Infastidita mi tolsi il pigiama rosa con le farfalline colorate. L’avevo comprato per il ricovero all’ospedale, non volevo sembrare troppo malata
quindi avevo scelto quello, un po’ infantile per i miei 41 anni, ma non mi importava. Presi un fazzoletto dal comodino e mi asciugai le braccia e i seni, poi scesi fino al pube, diedi un’occhiata veloce alle piccole ferite sul ventre e mi coprii con il lenzuolo. Lentamente girai il capo verso l’altro cuscino sperando che fosse tutto un sogno ma non vidi la testa arruffata che tanto mi inteneriva. Lui non c’era più. Ormai erano nove mesi che se ne era andato. Dopo cinque anni di convivenza, di progetti e di promesse un bel giorno decise di tornare dalla moglie.
Ti amo!
diceva. Sei la donna giusta per me!
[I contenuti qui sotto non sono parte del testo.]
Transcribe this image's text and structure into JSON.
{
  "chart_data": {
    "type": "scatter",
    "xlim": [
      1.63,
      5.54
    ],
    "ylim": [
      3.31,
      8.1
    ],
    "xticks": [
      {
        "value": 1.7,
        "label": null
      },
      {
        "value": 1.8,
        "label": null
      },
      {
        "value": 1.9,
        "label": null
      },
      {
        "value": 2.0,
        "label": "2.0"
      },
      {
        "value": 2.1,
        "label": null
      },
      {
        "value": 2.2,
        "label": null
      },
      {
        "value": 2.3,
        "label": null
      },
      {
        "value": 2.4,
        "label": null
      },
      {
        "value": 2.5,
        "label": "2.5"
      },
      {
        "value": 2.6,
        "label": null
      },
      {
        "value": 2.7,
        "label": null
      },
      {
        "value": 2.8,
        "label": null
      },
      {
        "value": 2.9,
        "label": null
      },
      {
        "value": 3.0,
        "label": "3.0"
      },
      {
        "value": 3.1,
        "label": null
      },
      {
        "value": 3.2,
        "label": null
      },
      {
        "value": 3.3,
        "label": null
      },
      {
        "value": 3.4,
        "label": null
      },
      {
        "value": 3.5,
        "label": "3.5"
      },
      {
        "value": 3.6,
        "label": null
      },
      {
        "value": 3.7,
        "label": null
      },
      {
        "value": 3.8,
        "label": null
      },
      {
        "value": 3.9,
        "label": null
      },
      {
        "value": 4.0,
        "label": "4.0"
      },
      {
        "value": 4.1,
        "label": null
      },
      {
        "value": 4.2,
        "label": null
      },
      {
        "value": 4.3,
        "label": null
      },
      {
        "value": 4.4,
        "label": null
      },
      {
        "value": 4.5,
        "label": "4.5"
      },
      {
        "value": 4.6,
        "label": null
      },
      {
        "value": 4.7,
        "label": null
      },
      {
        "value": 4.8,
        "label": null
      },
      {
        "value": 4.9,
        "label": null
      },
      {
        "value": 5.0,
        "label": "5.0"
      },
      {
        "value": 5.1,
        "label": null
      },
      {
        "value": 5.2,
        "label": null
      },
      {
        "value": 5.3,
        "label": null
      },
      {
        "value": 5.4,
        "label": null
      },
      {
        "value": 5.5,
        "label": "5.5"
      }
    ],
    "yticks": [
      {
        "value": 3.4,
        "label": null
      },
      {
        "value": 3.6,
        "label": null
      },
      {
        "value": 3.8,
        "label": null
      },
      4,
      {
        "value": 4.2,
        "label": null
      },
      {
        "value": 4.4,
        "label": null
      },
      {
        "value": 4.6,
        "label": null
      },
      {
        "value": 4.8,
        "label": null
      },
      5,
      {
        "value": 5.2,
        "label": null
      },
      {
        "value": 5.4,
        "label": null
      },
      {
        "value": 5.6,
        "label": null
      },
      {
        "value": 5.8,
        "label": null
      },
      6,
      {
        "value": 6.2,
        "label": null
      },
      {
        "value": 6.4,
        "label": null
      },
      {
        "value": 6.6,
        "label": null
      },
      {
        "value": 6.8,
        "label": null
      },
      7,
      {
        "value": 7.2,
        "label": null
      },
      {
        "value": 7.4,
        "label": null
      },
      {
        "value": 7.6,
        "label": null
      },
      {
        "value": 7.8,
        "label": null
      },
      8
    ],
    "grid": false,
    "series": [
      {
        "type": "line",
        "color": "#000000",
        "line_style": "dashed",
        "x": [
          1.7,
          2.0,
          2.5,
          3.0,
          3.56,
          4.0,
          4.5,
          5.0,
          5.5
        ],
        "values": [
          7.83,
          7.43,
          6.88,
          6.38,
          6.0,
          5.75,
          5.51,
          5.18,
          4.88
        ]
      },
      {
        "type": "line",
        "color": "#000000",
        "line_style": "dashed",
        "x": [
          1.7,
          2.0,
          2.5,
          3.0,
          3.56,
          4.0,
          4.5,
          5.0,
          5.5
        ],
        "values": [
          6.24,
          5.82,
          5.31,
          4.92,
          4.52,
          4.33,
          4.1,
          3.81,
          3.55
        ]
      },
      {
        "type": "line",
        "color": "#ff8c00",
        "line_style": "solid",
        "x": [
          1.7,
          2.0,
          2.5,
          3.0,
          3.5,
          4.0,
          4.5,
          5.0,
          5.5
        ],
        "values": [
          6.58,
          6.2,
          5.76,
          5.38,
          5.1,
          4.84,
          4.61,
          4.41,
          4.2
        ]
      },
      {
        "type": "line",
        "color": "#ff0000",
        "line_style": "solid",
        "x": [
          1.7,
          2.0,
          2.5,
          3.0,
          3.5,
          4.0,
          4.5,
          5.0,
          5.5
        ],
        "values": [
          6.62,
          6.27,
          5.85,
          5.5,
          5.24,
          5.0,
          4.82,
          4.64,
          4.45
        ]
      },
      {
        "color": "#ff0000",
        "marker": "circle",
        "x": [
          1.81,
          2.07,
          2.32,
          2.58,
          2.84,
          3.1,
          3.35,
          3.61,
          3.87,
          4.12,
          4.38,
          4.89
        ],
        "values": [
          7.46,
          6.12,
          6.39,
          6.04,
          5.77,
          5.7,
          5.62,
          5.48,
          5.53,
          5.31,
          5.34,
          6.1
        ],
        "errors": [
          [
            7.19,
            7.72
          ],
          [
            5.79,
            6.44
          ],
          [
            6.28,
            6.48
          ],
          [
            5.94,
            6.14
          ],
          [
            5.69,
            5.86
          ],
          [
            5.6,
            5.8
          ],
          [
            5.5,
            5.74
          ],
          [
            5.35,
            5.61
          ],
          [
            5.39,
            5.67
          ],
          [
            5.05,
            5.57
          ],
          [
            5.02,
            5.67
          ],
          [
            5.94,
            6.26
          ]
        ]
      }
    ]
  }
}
Prima o poi la lascerò.
E invece lasciò me.
Mi alzai con fatica, una fitta alla pancia mi fece trasalire. Mi infilai le ciabatte tutte pelose, uno dei suoi ultimi regali, poi mi avviai verso il bagno, mi lavai il viso con l’acqua fredda per svegliarmi e diedi un’occhiata veloce allo specchio... Ero orribile! Consumai la colazione, in silenzio. Mi mancava il rumore dello spremiagrumi e lui che ogni mattina mi preparava la spremuta. Mi mancava il profumo di dopobarba e il nostro stare in silenzio ma vicini e uniti. Mi alzai lasciando tutto sul tavolo, mi buttai sul divano e controllai il cellulare. Nessun messaggio. Ogni mattina da quando Marco se n’era andato io, come un automa, facevo sempre gli stessi gesti.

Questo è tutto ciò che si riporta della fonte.